Technically, A Cure For Wellness is unparalleled among its peers. At such a length it is frequently exhausting how pristinely directed this film is, projecting a rigid adherence to formalism that might be Verbinski’s bid for masterhood. At 150 minutes, and featuring many scenes of Lockhart walking slowly down hallways, Verbinski surprisingly makes the time fly by, drenching each shot in anticipation of what’s to come, holding back and teasing narrative information, and replacing it with astute camera placement and movement, teasing subtle reveals by exercising a clear visual strategy for each scene. Verbinski orchestrates a motif around reflections as establishing shots, and looking through various objects, from simple mirrors and the eyes of stuffed and mounted deer heads, to the exaggerated funhouse effect of peering through glassware drained of strange water by thirsty patients, A Cure For Wellness is non-stop visual stimulus from someone accustomed to staging elaborate action sequences.
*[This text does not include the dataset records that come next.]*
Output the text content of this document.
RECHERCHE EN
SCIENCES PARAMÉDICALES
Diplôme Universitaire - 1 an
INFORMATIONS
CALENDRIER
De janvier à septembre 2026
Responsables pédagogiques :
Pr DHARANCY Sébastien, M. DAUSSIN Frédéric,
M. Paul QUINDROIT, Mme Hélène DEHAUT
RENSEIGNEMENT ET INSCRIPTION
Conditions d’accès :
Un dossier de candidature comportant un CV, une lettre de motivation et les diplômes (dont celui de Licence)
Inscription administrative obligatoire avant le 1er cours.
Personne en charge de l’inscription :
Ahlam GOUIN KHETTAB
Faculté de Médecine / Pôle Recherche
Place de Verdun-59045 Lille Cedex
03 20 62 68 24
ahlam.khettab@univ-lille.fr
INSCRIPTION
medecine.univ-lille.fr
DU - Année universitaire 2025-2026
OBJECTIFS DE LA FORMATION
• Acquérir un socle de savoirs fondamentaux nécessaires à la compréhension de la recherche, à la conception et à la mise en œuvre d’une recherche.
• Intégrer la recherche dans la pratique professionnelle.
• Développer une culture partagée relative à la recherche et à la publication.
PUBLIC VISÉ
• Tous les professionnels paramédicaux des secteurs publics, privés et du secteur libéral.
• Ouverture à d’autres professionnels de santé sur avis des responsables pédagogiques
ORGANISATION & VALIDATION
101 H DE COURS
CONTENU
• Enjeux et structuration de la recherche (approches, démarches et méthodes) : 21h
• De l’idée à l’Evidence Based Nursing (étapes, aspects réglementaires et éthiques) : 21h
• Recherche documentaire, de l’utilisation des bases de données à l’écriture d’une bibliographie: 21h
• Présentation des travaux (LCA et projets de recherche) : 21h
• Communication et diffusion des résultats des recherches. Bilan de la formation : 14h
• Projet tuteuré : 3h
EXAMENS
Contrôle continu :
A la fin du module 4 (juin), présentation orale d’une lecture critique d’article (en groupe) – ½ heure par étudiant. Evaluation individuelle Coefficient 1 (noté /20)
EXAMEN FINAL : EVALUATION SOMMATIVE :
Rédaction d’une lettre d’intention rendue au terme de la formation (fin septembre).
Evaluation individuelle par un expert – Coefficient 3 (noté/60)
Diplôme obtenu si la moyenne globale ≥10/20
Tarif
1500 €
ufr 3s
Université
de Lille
The cinematography by Bojan Bazelli, notable a quarter of a century ago for beautifully lensing Kalifornia and Boxing Helena, and more recently The Lone Ranger and Pete’s Dragon, is impeccable, and will more than once leave you breathless, as with the best shot in the film, which looks out over the Alps, its two characters perfectly framed in the middle, while a reflecting pool echoes not only the top half of the screen, but Verbinski’s motif as well. The special effects are simply the best that money can buy. And the score, by up-and-coming sensation Benjamin Wallfisch, incorporates immediately hummable themes that are actually woven throughout the film, appearing in subtle variations and creating a soundtrack steeped in the classical tradition of matching cues to certain characters and plot points. No expense was spared in the making of this film, and it shows in every frame, but it’s a glorious excess that is not only welcomed, but mandatory for bringing such a story to screen.
Already branded on opening weekend with a “love it or hate it” designation, any criticisms levied at A Cure For Wellness simply do not hold up in light of such a powerful, dizzying display of technical proficiency and off the charts level of gonzo fun. This is a film that loves movies, and while its influences are easy to spot, it is far from a pale imitation, or sum total of other artists’ work. Verbinski brings his film to life in a thrilling way that recalls the best work of Steven Spielberg or M. Night Shyamalan. Dane DeHaan commands attention, even though practically unheard of, yet present in nearly every frame, and proves that big name stars are not required to carry a huge studio film like this. I go to the movies to be consistently surprised, and to see things I’ve never seen before handled in uniquely visual and intriguing ways. A Cure For Wellness more than rises to this challenge. 2017 will be hard-pressed to release a better major studio horror film and it’s only February. A Cure For Wellness is a cure for the winter blues in the theatre, a calling card of a studio director working at the top of his game, and a wild ride that will make your head spin and your mind reel. Go see this before it disappears; it takes far too many chances to be a hit, but that only further supports its stature as lightning in a bottle, that every so often, inexplicably leaks out of Hollywood, and we are all the better for it.